Co-managing Hatcher’s pregnancy, Davis continued, “Kelsey’s babies had their own womb, sac, placenta, and umbilical cord, allowing them extra space to grow and develop.”
Hatcher gave birth to one baby in each uterus, but she also discharged two eggs that fertilized at the same time as ovulation, meeting the requirements for being considered fraternal twins.
In the release, Davis stated, “At the end of the day, it was two babies in one belly at the same time.” “They just had different apartments.”

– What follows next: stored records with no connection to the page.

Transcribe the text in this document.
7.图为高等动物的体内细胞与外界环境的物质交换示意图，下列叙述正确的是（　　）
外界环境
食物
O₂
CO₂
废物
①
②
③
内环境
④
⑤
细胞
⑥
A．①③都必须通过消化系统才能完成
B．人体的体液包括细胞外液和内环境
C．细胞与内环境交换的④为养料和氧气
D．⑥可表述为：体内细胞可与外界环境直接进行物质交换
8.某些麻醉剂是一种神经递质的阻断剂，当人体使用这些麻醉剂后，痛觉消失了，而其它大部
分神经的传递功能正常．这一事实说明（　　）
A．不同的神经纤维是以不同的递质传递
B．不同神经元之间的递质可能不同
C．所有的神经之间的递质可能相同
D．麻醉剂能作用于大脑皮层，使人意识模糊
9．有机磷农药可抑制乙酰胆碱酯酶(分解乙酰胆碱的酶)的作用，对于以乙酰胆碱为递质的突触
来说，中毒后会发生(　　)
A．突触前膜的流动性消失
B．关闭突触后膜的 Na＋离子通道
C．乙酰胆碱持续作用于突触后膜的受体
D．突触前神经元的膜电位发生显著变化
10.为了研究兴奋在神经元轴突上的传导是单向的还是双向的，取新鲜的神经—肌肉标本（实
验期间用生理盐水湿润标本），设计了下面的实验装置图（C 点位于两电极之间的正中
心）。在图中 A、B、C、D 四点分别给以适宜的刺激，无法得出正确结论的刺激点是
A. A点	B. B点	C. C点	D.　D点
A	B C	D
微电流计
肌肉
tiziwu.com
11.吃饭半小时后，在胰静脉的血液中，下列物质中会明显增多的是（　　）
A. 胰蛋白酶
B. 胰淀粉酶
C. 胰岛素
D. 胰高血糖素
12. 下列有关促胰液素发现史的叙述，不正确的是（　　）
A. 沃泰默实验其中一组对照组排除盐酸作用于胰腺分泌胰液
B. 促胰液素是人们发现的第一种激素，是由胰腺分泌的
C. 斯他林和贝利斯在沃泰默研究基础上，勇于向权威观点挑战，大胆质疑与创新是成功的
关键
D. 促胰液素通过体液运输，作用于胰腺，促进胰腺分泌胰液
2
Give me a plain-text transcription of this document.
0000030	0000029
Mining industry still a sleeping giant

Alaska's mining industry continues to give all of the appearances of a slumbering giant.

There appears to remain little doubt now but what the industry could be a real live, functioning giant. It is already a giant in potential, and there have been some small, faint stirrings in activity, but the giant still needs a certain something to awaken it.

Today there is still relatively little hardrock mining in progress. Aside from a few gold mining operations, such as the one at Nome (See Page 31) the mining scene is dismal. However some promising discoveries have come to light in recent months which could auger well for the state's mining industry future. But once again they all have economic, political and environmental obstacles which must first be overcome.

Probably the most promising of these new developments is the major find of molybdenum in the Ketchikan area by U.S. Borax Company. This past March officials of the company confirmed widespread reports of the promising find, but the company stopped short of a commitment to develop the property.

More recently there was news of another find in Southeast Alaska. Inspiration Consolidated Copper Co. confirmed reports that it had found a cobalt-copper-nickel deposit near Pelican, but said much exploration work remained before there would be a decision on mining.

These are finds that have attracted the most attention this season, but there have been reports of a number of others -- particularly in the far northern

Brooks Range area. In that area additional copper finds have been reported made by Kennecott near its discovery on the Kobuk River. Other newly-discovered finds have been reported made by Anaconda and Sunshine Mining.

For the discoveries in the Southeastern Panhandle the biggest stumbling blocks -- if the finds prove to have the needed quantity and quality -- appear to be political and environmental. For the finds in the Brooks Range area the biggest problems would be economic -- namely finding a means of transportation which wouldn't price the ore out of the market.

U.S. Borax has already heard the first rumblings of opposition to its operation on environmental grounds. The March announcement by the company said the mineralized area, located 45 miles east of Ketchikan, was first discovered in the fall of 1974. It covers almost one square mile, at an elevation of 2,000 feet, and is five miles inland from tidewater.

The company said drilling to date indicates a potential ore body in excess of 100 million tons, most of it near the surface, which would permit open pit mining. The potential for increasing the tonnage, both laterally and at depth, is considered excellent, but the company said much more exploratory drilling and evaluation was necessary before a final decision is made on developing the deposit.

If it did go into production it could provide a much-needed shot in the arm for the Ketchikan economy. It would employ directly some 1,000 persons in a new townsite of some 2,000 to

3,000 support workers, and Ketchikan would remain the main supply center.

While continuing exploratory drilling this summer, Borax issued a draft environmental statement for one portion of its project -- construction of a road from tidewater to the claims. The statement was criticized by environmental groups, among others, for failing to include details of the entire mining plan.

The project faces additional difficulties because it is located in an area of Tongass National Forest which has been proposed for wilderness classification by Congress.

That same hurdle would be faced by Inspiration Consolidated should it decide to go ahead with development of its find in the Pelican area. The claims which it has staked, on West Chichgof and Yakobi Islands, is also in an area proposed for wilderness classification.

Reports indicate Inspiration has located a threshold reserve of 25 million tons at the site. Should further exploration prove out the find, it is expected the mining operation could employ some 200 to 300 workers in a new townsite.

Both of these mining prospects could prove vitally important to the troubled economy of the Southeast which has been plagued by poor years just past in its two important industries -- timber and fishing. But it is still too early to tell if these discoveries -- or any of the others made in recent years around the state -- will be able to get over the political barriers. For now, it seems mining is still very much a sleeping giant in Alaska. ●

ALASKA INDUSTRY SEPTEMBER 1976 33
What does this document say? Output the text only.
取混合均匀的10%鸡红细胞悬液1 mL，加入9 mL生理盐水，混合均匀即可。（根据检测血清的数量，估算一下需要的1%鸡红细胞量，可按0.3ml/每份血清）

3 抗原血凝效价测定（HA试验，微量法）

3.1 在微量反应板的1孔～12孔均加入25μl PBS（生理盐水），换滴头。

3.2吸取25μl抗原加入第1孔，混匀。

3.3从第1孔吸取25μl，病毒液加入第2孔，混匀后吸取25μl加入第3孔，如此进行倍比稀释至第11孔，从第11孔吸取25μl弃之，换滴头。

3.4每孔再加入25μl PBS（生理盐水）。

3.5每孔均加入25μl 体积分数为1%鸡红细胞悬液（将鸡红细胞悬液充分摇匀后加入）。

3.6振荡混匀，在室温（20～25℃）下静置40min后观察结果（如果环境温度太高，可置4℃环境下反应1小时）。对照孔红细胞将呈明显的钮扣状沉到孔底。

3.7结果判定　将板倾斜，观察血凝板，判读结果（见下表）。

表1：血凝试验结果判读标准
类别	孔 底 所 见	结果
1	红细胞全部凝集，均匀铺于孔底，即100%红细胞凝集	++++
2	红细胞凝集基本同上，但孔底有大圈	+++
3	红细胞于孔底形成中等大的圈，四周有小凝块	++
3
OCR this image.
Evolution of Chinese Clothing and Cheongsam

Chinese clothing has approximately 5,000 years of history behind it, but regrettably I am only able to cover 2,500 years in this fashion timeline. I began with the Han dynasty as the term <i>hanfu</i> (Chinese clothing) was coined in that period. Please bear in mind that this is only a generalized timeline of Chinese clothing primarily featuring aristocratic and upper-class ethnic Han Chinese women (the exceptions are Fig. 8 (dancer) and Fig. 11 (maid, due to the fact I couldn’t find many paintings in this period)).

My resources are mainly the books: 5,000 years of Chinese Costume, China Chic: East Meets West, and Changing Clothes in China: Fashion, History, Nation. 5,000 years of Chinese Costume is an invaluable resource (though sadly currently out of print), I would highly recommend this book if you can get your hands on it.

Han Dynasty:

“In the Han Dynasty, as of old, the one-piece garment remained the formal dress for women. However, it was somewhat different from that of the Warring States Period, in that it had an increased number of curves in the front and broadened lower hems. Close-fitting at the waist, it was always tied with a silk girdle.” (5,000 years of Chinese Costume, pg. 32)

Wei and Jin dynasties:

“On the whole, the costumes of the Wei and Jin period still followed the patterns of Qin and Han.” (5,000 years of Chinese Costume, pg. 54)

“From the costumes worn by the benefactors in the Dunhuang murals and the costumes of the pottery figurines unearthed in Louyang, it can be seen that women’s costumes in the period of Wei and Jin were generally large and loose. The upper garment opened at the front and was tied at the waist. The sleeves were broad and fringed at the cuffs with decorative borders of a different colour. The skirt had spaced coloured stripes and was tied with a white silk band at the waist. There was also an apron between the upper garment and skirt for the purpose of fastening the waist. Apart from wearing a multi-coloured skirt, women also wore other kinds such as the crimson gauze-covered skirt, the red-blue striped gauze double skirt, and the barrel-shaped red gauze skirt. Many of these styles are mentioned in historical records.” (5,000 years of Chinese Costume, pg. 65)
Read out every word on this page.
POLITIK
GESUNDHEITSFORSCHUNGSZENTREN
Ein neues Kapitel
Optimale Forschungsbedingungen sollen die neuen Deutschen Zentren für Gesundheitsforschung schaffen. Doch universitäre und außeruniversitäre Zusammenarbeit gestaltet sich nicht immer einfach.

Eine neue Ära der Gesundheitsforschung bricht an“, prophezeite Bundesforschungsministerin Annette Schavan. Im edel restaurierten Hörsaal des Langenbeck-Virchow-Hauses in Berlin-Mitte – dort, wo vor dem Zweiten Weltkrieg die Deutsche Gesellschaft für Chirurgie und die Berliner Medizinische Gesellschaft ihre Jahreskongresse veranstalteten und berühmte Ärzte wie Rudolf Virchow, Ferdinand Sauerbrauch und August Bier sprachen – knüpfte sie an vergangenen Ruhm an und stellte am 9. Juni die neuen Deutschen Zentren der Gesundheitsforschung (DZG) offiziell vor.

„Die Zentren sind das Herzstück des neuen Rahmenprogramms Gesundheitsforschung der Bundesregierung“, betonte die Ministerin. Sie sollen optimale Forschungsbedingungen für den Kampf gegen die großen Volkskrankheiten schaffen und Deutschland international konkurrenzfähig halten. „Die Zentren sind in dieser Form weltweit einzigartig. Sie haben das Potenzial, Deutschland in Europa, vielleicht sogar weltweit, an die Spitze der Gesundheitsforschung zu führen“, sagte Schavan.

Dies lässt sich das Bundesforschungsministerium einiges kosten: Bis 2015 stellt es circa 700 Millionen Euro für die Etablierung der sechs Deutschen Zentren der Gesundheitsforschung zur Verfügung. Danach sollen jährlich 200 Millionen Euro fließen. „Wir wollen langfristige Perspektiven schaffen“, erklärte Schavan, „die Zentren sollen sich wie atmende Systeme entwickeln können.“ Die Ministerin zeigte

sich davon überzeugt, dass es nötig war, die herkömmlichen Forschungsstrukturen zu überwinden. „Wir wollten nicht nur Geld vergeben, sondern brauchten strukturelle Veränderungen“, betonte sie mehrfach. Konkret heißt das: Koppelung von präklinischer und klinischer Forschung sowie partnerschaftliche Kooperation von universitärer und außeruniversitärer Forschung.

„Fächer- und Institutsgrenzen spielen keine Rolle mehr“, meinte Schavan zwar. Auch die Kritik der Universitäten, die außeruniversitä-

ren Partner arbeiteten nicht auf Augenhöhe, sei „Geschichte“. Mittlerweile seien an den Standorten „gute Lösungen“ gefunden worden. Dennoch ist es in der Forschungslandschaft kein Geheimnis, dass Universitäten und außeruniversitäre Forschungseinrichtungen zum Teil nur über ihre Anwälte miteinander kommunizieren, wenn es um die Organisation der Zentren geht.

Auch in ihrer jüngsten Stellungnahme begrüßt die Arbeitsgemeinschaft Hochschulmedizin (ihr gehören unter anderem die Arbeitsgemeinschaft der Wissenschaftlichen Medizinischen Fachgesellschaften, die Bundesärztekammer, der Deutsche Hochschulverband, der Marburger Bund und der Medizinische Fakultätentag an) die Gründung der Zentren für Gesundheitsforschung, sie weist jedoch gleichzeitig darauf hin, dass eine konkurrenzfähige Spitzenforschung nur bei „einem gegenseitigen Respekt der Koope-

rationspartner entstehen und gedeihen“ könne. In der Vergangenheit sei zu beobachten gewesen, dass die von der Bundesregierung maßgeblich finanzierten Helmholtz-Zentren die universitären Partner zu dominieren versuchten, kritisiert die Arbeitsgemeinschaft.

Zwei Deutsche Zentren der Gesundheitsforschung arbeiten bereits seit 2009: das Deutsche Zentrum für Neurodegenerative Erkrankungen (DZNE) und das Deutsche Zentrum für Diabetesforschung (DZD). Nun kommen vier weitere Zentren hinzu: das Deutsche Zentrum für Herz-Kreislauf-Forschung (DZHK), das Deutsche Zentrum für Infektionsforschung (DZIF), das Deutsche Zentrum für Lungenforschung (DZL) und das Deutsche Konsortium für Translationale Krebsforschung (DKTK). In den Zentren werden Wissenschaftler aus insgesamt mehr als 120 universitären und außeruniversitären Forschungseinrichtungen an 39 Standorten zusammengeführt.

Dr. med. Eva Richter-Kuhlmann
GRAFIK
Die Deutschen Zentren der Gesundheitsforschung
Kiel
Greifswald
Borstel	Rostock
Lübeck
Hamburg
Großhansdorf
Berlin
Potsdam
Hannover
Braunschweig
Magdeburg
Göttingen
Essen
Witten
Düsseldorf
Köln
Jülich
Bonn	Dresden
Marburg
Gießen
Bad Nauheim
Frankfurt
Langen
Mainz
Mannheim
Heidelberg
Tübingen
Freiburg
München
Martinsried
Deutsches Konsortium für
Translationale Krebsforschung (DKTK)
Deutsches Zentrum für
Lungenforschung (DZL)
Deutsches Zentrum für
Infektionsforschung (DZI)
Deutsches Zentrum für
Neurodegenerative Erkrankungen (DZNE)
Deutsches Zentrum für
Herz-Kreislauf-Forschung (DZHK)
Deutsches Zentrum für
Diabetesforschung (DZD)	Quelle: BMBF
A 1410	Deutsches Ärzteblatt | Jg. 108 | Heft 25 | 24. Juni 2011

The way the infants were delivered was the biggest unknown. According to Patel, although C-sections might be a “more controlled delivery option” in high-risk circumstances such as Hatcher’s, the doctors aimed to respect Hatcher’s desire for a safe and similar birth experience to that of her prior children.
Hatcher was induced at 39 weeks gestation when she failed to go into labor naturally. Two labor and delivery nurses were assigned to her to keep an eye on each uterus and baby.
“As my contractions began, they were not consistently together but were within a few seconds of each other,” Kelsey stated to UAB. “I also sensed several contractions on each side. One constant that moved from the left to the right on the monitor struck me.
On December 19, at 7:45 p.m., the baby called Roxi, who weighed 7 pounds, 7 ounces, was delivered vaginally. “There was a cheer from everyone in the room when the first baby was delivered, but there was another baby left,” Patel stated.
“Kelsey was essentially laboring in the left uterus while simultaneously undergoing the postpartum process in the right.” “After such a long and crazy journey, it meant the world to see both of my girls together for the first time.”
“She was having contractions with Baby B while breastfeeding Baby A.” The decision was taken to deliver Baby B, named Rebel, via C-section when the induction process took longer than the physicians had anticipated.
At 6:10 a.m. on December 20, Rebel was born weighing 7 pounds, 3.5 ounces. When Rebel was born, the nursing staff made arrangements for Roxi’s bassinet to be in the operating room.
“After such a long and crazy journey, it meant the world to see both of my girls together for the first time,” Hatcher stated.